La spiritualité protestante incite à la rencontre de l'autre

ACTUEL
En valorisant une spiritualité de la relation, les protestants s’écartent de la spiritualité moderne qui devient une technique de bien-être individuel.
@Monkey Business Images / Shutterstock
Le protestantisme, une affaire de partage et de rencontres
Gilles Bourquin
La spiritualité protestante est le geste par lequel les chrétiens reçoivent et transmettent un don qu'ils ne sauraient produire par eux-mêmes. Elle est éminemment relationnelle. Son accord majeur est celui de la confiance. Pour les protestants, la spiritualité n’est pas un bien propre, une qualité personnelle comme elle tend à le devenir dans la mentalité actuelle. La spiritualité est souvent perçue aujourd’hui comme un ensemble de techniques de sagesse dont l’individu se sert pour son propre développement, hors d’une communauté et sans rapport avec Dieu. Cette spiritualité sans relations devient une vertu privée et laïque. Elle ne correspond plus entièrement aux valeurs des protestants. A leurs yeux, l’homme ne parvient pas à atteindre par lui-même un degré de spiritualité qui soit digne de Dieu. Seule la grâce nous y conduit. Dès ses origines, le protestantisme a cherché à articuler l’annonce de la grâce, qui résulte de l’amour sans conditions que Dieu leur adresse, et l’exigence de la sainteté. D’un côté le pardon divin les libère de la culpabilité, de l’autre l’éthique chrétienne permet la vie sociale. Martin Luther pensait que l’annonce de la grâce allait rapprocher les croyants si intensément de Dieu que l’Eglise n’aurait plus à enseigner une éthique de vie. Il était sans doute trop optimiste sur ce point. Complétant les vues de Luther, Jean Calvin affirma fortement la valeur de la vie spirituelle et de l’éthique chrétienne. Il les associait à une bénédiction à la fois spirituelle et matérielle de la société.
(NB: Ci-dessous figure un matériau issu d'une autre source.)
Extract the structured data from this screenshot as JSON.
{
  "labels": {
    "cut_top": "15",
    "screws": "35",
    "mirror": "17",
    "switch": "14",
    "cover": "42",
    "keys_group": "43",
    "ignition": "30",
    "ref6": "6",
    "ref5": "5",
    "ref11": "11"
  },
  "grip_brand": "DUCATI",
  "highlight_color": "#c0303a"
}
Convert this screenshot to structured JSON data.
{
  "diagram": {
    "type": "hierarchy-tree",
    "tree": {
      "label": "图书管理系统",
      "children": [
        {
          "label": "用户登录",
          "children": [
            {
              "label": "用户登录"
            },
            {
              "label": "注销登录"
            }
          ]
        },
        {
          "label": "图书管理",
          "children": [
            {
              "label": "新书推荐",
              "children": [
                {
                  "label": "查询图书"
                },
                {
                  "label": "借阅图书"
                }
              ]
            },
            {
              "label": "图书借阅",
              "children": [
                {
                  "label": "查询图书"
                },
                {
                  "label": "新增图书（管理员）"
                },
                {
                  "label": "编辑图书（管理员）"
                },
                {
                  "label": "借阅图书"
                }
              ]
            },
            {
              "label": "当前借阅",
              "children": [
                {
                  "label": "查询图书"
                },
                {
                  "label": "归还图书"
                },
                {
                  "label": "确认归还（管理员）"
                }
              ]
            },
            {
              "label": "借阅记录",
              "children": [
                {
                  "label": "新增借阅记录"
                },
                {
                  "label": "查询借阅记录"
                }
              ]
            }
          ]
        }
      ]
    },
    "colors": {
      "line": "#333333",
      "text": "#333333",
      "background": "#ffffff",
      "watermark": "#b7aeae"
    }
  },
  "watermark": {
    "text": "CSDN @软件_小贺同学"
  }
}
A ses yeux, la spiritualité intime, le culte dominical, la vie sociale et le développement économique étaient indissociables. D’un point de vue protestant, la spiritualité consiste donc à recevoir la vie comme un don de Dieu et à chercher à vivre comme Dieu le souhaite dans toutes les situations. Elle ne se limite pas à la vie religieuse. La grâce qui fortifie les fidèles, les encourage et les corrige parfois, les envoie également vers le prochain, vers l’Eglise et vers la société.